Statistical Analysis
All statistical analysis was performed using Graphpad Prism 8 (Graphpad Software, La Jolla, CA, USA). No statistical methods were used to predetermine sample size. Details of each statistical test used are included in the figure legends.
Ethics Statement
This study was performed in strict accordance with the recommendations in the Guide for the Care and Use of Laboratory Animals of the National Institutes of Health. All of the animals were handled according to approved institutional animal care and use committee (IACUC) protocol (#803381) of the University of Pennsylvania.
Competing Interests
C.A.N. is listed as an inventor on a patent application held by the University of Pennsylvania related to this work (PCT/US2017/035278) and is a cofounder and current employee of the Penn Center for Innovation supported startup Linnaeus Therapeutics Inc. T.W.R. is listed as an inventor on a patent application (PCT/US2017/035278) held by the University of Pennsylvania related to this work, and is a cofounder and consultant to the Penn Center for Innovation supported startup Linnaeus Therapeutics Inc.

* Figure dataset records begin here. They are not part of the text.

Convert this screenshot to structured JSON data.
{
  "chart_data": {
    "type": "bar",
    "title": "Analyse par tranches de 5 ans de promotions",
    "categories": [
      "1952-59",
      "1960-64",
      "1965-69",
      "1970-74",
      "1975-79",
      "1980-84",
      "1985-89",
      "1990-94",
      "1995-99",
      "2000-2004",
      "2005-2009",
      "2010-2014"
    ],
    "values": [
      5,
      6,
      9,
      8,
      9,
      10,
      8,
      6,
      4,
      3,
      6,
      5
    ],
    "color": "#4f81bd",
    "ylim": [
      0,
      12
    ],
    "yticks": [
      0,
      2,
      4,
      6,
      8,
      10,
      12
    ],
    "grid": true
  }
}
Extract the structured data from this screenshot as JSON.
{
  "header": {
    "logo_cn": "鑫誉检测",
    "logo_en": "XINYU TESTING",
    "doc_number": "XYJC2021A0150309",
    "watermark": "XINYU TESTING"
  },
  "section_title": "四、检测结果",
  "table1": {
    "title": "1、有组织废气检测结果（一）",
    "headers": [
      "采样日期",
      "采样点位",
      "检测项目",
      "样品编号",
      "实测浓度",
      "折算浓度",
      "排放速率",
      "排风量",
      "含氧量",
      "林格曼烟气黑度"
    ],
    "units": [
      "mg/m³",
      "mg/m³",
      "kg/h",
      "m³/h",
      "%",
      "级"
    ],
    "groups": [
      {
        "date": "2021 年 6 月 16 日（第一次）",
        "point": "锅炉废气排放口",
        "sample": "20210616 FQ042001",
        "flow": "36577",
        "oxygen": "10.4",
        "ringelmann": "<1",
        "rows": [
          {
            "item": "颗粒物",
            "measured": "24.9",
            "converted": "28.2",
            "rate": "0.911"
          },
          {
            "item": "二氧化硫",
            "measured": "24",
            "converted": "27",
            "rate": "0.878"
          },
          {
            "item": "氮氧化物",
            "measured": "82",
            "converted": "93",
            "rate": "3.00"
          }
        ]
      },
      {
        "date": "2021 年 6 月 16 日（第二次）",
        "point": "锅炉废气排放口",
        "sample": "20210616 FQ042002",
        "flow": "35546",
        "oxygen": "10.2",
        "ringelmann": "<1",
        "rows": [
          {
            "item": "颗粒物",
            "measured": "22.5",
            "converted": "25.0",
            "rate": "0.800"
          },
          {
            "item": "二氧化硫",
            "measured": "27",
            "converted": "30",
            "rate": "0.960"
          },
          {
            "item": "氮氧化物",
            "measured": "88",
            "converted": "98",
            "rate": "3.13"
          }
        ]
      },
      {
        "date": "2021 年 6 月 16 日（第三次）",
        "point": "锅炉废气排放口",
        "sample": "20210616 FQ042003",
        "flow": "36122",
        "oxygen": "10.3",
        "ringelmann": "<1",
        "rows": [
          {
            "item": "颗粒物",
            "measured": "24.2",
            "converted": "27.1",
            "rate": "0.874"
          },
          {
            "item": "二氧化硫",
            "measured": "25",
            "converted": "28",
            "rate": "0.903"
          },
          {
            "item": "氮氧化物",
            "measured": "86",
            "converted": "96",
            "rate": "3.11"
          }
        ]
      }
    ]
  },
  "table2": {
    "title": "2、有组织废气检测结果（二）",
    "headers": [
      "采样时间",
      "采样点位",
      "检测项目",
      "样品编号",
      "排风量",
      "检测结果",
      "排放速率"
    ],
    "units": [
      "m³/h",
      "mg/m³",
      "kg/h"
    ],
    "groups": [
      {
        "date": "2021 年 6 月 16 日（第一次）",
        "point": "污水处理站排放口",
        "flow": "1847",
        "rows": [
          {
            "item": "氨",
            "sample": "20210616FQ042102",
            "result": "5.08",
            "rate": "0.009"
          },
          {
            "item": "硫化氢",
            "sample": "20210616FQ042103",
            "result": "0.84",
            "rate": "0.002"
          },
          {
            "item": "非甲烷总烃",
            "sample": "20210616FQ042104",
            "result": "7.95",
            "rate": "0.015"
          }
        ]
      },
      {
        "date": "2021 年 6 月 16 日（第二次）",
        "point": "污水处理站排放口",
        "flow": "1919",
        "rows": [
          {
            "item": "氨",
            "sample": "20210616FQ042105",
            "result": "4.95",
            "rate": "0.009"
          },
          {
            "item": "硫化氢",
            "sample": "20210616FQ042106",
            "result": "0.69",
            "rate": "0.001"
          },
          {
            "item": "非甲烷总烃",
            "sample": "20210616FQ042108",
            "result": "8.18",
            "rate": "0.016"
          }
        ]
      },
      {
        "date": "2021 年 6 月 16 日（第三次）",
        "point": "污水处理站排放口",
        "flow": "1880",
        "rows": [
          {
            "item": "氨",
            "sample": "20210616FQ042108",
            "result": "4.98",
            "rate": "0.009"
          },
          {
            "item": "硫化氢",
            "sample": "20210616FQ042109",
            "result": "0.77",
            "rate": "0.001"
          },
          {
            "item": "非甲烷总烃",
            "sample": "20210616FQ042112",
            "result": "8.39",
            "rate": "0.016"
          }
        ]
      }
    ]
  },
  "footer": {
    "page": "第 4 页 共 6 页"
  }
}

The authors have no additional financial interests.
Acknowledgements
The authors thank the University of Pennsylvania Skin Biology and Disease Research-based center for analysis of tissue sections. The authors also thank Michael Feigin, Miriam Doepner, and Junqian Zhang for critical pre-submission review. T.W.R. is supported by a grant from the NIH/NCI (R01 CA163566), a Penn/Wistar Institute N.I.H. SPORE (P50CA174523), the Melanoma Research Foundation, and the Dermatology Foundation. C.A.N was supported by an NIH/NIAMS training grant (T32 AR0007465-32) and an NIH/NCI F31 NRSA Individual Fellowship (F31 CA206325). This work was supported in part by the Penn Skin Biology and Diseases Resource-based Center (P30-AR069589). This work was also supported in part by a phase I STTR from the NIH/NCI (R41CA228695). The contents are solely the responsibility of the authors and do not necessarily represent the official views of the NIH.